You may not be able, for security reasons, to have an external technician to go there,
which means that you have to lay things in a single sheet of paper instruction,
and everything needs to be done only with a screwdriver.
That's why when you do, for example, zero-touch deployment,
you basically just boot up the hardware without a monitor and keyboard
because in most areas you don't have a monitor and keyboard.
And you just wait and after roughly two or three minutes,
you hear the system playing a tune, which is a happy tune,
which means that everything works fine.
And if it's not, you hear something like a bad tune, which means that the hardware is not working
and you need to replace it. Yeah, I think that these are the key factors to consider. And Alistair,
I really love how you summed that up. I think that the key for me is
really what you pointed out there, is that any of these things can explode. It's easy to think that
the initial hardware choice is the most important factor. Because if I decide that I need to deploy
32 gigs of RAM instead of 16 gigs of RAM, multiply that by a thousand. And then there's my, my total, uh, the cost of that decision. That's really not the right way to think about
it. You know, I need to deploy three nodes or four nodes or whatever. That's really not the
right way to, because you also have to think about growth over time. You have to think about
maintaining serviceability over time. And as you mentioned, um it's so true, depending on the environment,
the operational and hands-on aspects can really, really wreck the economics of the entire situation.
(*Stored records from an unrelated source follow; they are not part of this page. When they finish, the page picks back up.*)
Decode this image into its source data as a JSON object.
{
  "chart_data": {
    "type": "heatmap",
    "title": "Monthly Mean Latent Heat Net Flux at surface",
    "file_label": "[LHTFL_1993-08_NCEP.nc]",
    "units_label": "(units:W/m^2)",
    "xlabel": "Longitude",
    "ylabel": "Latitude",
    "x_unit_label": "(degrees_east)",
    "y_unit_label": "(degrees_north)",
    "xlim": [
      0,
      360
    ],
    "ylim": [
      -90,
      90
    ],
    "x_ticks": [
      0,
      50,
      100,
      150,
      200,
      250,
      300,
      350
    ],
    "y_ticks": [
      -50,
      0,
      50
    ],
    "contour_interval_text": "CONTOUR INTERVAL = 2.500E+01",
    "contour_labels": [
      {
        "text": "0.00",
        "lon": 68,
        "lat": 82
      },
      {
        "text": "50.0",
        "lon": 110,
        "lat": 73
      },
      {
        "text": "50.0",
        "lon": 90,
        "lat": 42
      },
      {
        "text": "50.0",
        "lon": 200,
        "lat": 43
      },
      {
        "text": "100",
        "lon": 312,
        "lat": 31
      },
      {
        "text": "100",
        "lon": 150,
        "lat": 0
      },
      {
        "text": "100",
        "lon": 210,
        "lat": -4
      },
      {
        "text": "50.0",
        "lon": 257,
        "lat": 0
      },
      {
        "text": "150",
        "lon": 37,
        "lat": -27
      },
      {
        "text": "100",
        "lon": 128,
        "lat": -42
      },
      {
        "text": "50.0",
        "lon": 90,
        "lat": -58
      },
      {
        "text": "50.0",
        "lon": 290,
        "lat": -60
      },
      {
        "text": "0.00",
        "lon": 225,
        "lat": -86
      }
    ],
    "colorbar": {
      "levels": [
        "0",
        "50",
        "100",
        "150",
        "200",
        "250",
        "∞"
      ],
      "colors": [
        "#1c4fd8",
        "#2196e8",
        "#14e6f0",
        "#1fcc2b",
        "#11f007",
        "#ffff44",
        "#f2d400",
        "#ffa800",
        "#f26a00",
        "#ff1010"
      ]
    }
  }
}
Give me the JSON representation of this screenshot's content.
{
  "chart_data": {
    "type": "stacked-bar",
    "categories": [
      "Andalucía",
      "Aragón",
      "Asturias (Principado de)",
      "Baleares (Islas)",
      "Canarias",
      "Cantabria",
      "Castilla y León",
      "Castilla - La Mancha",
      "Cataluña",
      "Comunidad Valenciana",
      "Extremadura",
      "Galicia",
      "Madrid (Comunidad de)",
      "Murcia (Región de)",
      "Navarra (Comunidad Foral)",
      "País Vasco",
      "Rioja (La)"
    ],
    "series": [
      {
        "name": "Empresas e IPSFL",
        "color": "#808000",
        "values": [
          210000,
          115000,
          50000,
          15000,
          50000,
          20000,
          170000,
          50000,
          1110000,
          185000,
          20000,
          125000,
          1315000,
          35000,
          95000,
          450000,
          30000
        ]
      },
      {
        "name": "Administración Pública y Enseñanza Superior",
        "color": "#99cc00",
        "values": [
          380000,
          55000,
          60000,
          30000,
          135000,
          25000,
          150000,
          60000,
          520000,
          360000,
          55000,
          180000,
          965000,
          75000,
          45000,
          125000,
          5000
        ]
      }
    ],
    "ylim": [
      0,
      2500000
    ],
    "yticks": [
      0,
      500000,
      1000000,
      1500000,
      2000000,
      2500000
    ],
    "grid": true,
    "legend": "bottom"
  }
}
So given all of this, I think that it's pretty clear to say that the optimal solution almost
anywhere is going to be a system that is very flexible,
makes best use of the hardware at hand, and also is, as Carlo was just saying, very hands-off,
very zero-touch. Because even if you do, even if it's not a big deal, you don't have to have
somebody drive across the desert for two days to fix it, you may just not want somebody to have
hands-on, you know? And so I think that a
very autonomous and configurable system is really the ideal one. So thank you so much for joining
us here, Carlo. It's been very, a lot of fun talking to you. We can't wait to see you as well
at Edge Field Day. Before we go, where can people connect with you and continue this conversation
and maybe learn more about NodeWeaver? Well, they can go to our website at nodeweaver.eu, but we really would love to have
everyone to watch us and the Edge Field Day where we will try to show what we can do in the best
possible way and especially get the questions for your attendees. Absolutely. And we welcome questions during Edge Field Day as well. So
please do find us on your social media, on LinkedIn and so on. Alistair, how about you?
Well, you can find me online and it's my Demitasse NZ for New Zealand brand, as well as
V Brown Bag. I'm very involved there. So you can catch up with me at VMworld either in the U.S. or Europe. I'm hoping to be involved in Edge Field Day 2 as well. I really enjoyed
Edge Field Day 1, and definitely questions are an important part. This is the Edge Field
Day and the whole Tech Field Day family is about a conversation between vendors and technologists
who have their own perspectives and interests.
Absolutely.
And I do love a good demi-tasse of coffee, especially New Zealand coffee.
So I'm looking forward to seeing you again, Al.
Thank you for joining us and listening to this Utilizing Edge podcast episode.